Medical mistakes are "an enormous public- health problem."
About one in seven Medicare hospital patients — or about 134,000 of
the estimated 1 million discharged in October 2008 — were harmed from
medical care.
By Rita Rubin, USA TODAY
An estimated 15,000 Medicare patients die each month in part because
of care they receive in the hospital, says a government study released
today.
The study is the first of its kind aimed at understanding "adverse
events" in hospitals — essentially, any medical care that causes harm
to a patient, according to the Department of Health and Human
Services' Office of Inspector General.
Patients in the study, a nationally representative sample that focused
on 780 Medicare patients discharged from hospitals in October 2008,
suffered such problems as bed sores, infections and excessive bleeding
from blood-thinning drugs, the report found. The federal Agency for
Healthcare Research and Quality called the results "alarming."
"Reducing the incidence of adverse events in hospitals is a critical
component of efforts to improve patient safety and quality care" in
the U.S., the inspector general wrote.
The findings "tell us exactly what some of us have been afraid of,
that we have not made much progress," said Arthur Levin, director of
the independent Center for Medical Consumers and a member of an
Institute of Medicine committee that wrote a landmark 1999 report on
medical errors. "What more do we have to do to make sure that sick
people can rest assured that they're not going to be harmed by the
care they're getting?"
Among the findings in the report obtained by USA TODAY:
•Of the 780 cases, 12 patients died as a result of hospital care. Five
were related to blood-thinning medication.
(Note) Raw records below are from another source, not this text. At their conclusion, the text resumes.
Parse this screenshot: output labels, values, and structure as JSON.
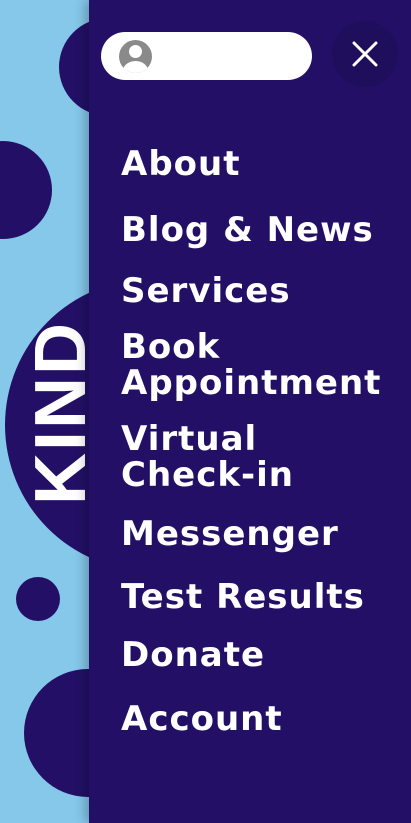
{
  "background": {
    "vertical_word": "KIND"
  },
  "menu": {
    "items": [
      {
        "label": "About"
      },
      {
        "label": "Blog & News"
      },
      {
        "label": "Services"
      },
      {
        "label": "Book",
        "label_line2": "Appointment"
      },
      {
        "label": "Virtual",
        "label_line2": "Check-in"
      },
      {
        "label": "Messenger"
      },
      {
        "label": "Test Results"
      },
      {
        "label": "Donate"
      },
      {
        "label": "Account"
      }
    ]
  },
  "header": {
    "avatar_icon": "user-avatar-icon",
    "close_icon": "close-icon"
  },
  "colors": {
    "panel": "#231066",
    "backdrop": "#86c8ea",
    "text": "#ffffff",
    "pill": "#ffffff",
    "avatar": "#8a8a8a"
  }
}
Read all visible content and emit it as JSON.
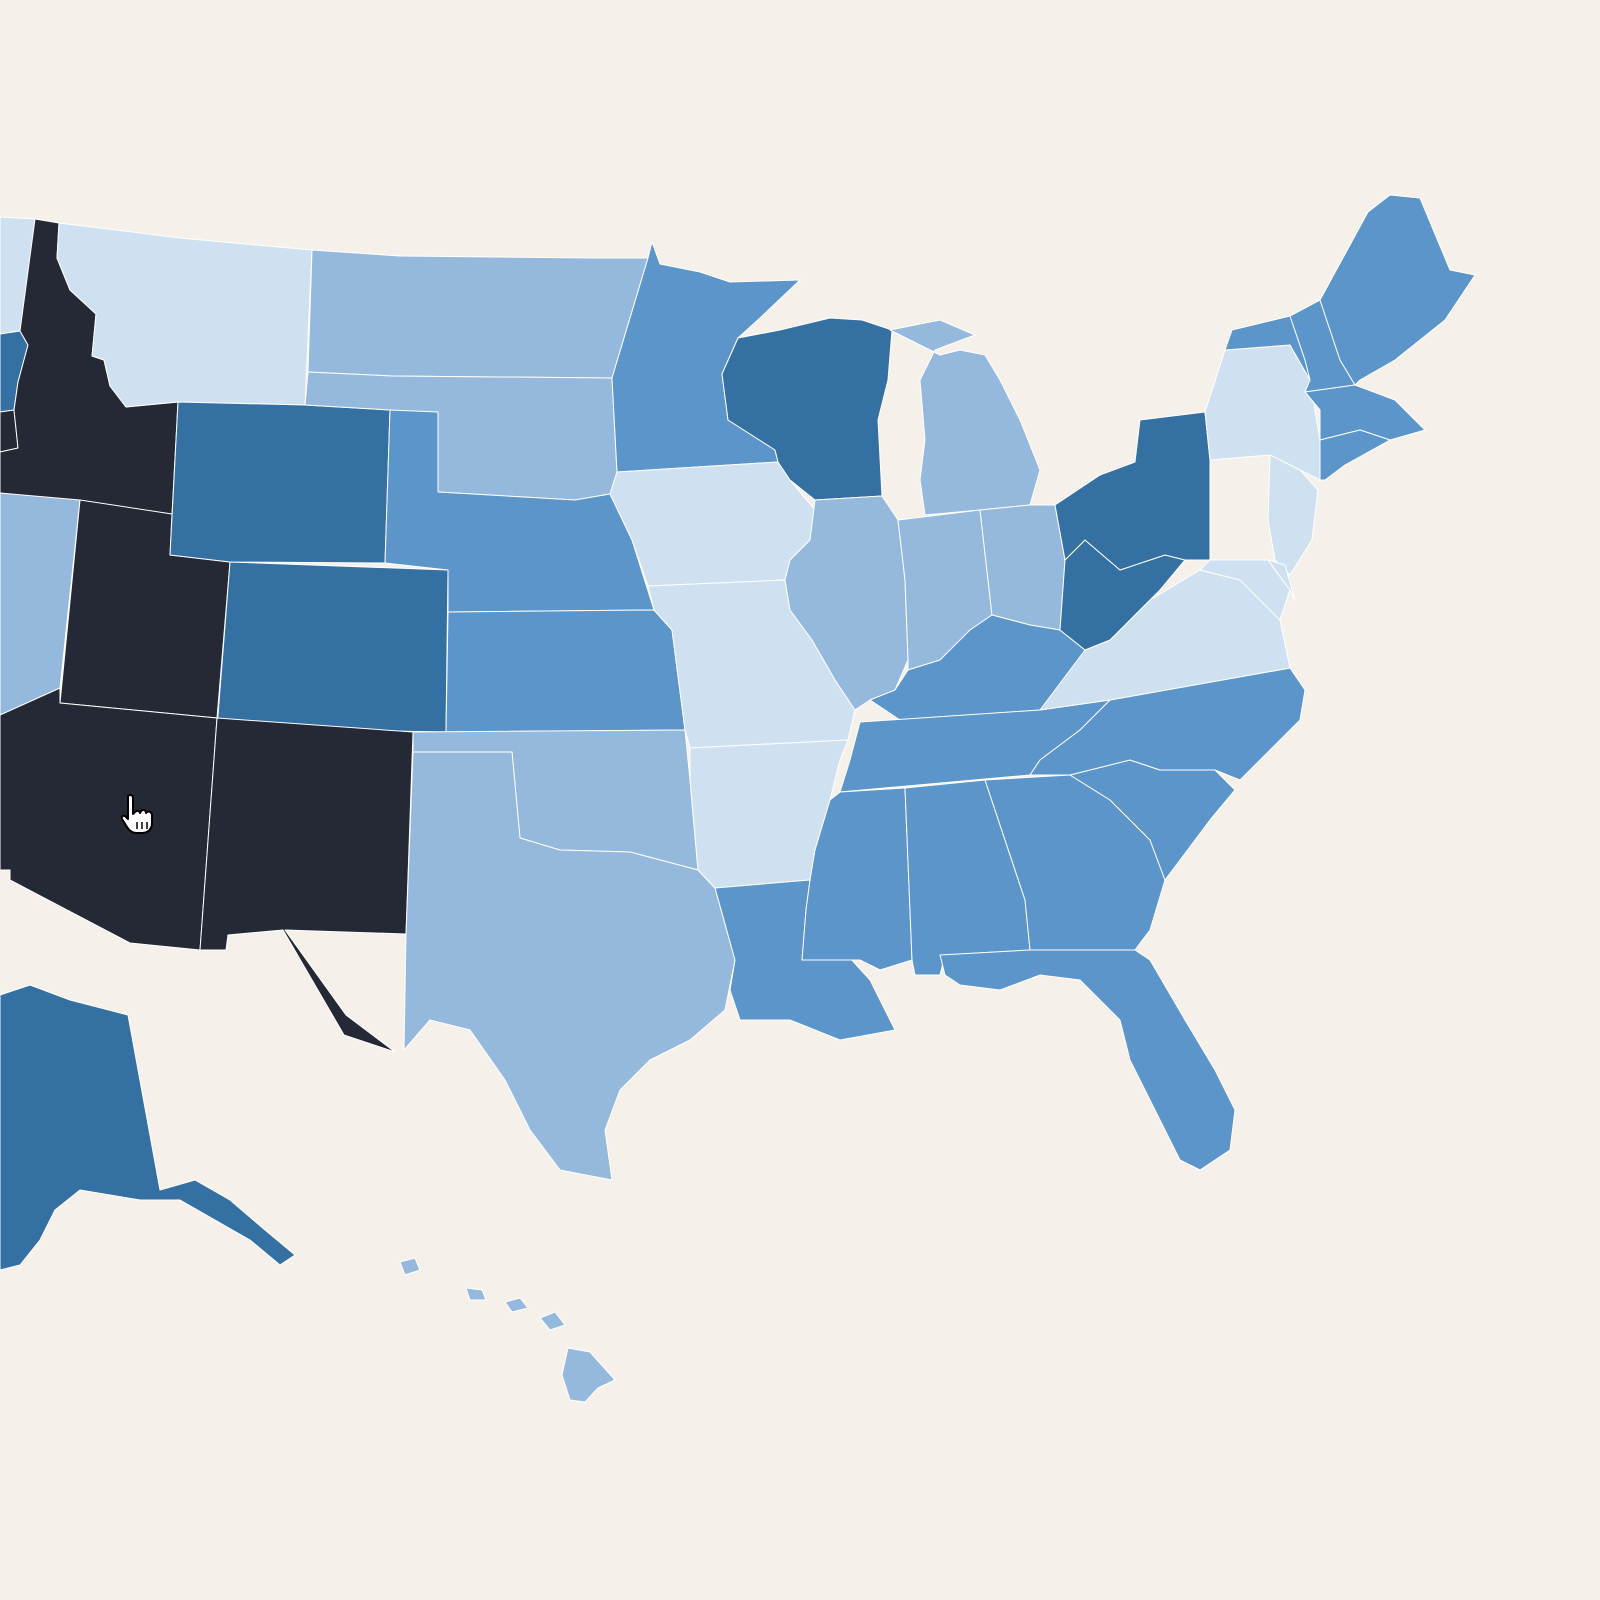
{
  "palette": {
    "background": "#f5f1ea",
    "border": "#ffffff",
    "bin_1": "#cfe1f1",
    "bin_2": "#95b9dd",
    "bin_3": "#5b95c9",
    "bin_4": "#3570a3",
    "bin_5": "#242935"
  },
  "states": [
    {
      "id": "WA",
      "bin": 1
    },
    {
      "id": "OR",
      "bin": 4
    },
    {
      "id": "CA",
      "bin": 5
    },
    {
      "id": "ID",
      "bin": 5
    },
    {
      "id": "NV",
      "bin": 2
    },
    {
      "id": "UT",
      "bin": 5
    },
    {
      "id": "AZ",
      "bin": 5
    },
    {
      "id": "MT",
      "bin": 1
    },
    {
      "id": "WY",
      "bin": 4
    },
    {
      "id": "CO",
      "bin": 4
    },
    {
      "id": "NM",
      "bin": 5
    },
    {
      "id": "ND",
      "bin": 2
    },
    {
      "id": "SD",
      "bin": 2
    },
    {
      "id": "NE",
      "bin": 3
    },
    {
      "id": "KS",
      "bin": 3
    },
    {
      "id": "OK",
      "bin": 2
    },
    {
      "id": "TX",
      "bin": 2
    },
    {
      "id": "MN",
      "bin": 3
    },
    {
      "id": "IA",
      "bin": 1
    },
    {
      "id": "MO",
      "bin": 1
    },
    {
      "id": "AR",
      "bin": 1
    },
    {
      "id": "LA",
      "bin": 3
    },
    {
      "id": "WI",
      "bin": 4
    },
    {
      "id": "IL",
      "bin": 2
    },
    {
      "id": "MI",
      "bin": 2
    },
    {
      "id": "IN",
      "bin": 2
    },
    {
      "id": "OH",
      "bin": 2
    },
    {
      "id": "KY",
      "bin": 3
    },
    {
      "id": "TN",
      "bin": 3
    },
    {
      "id": "MS",
      "bin": 3
    },
    {
      "id": "AL",
      "bin": 3
    },
    {
      "id": "GA",
      "bin": 3
    },
    {
      "id": "FL",
      "bin": 3
    },
    {
      "id": "SC",
      "bin": 3
    },
    {
      "id": "NC",
      "bin": 3
    },
    {
      "id": "VA",
      "bin": 1
    },
    {
      "id": "WV",
      "bin": 4
    },
    {
      "id": "PA",
      "bin": 4
    },
    {
      "id": "NY",
      "bin": 1
    },
    {
      "id": "VT",
      "bin": 3
    },
    {
      "id": "NH",
      "bin": 3
    },
    {
      "id": "ME",
      "bin": 3
    },
    {
      "id": "MA",
      "bin": 3
    },
    {
      "id": "CT",
      "bin": 3
    },
    {
      "id": "NJ",
      "bin": 1
    },
    {
      "id": "MD",
      "bin": 1
    },
    {
      "id": "DE",
      "bin": 1
    },
    {
      "id": "AK",
      "bin": 4
    },
    {
      "id": "HI",
      "bin": 2
    }
  ],
  "cursor_icon": "hand-pointer-icon"
}
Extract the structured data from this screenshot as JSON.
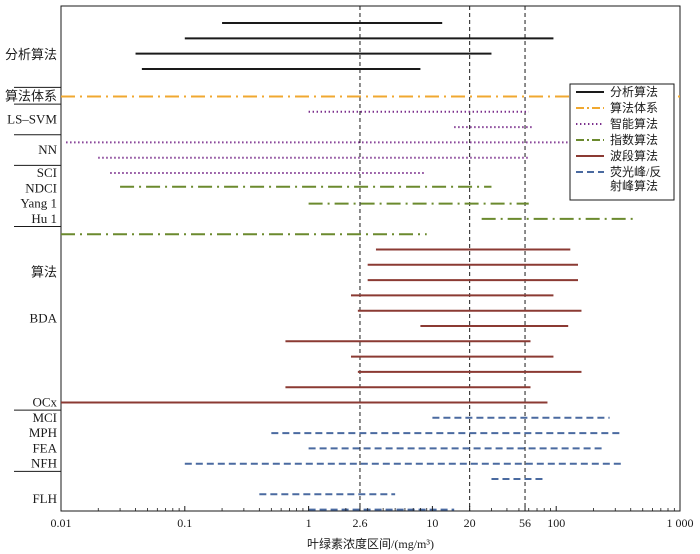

Two other medication-related deaths involved inadequate insulin
management resulting in hypoglycemic coma and respiratory failure
resulting from over sedation.
•About one in seven Medicare hospital patients — or about 134,000 of
the estimated 1 million discharged in October 2008 — were harmed from
medical care.
•Another one in seven experienced temporary harm because the problem
was caught in time and reversed.
About 47 million Americans are enrolled in Medicare, a government
health insurance program for people 65 and older and those of any age
with kidney failure.
The adverse events found in the study weren't necessarily due to
medical mistakes, said Lee Adler, a University of Central Florida
medical professor who was involved in the study. For example, he said,
an allergic reaction to a penicillin injection is an adverse event,
but it's a medical error only if the patient's allergy was known prior
to the shot.
Among the problems identified in the report were Medicare patients who
had excessive bleeding following surgery or a procedure. For example,
one patient had excessive bleeding after his kidney dialysis needle
was inadvertently removed, which resulted in circulatory shock and an
emergency insertion of a tube to allow breathing.
When the tube was removed the next day, the patient inhaled foreign
material into his lungs and needed lifesaving medical help, the report
said.
Peter Pronovost of Johns Hopkins University, co-author of the book
Safe Patients, Smart Hospitals, said medical mistakes are "an enormous
public- health problem."
"We spend two pennies trying to deliver safe health care for every
dollar we spent trying to develop new genes and new drugs," Pronovost
said. "We have to invest in the science of health care delivery."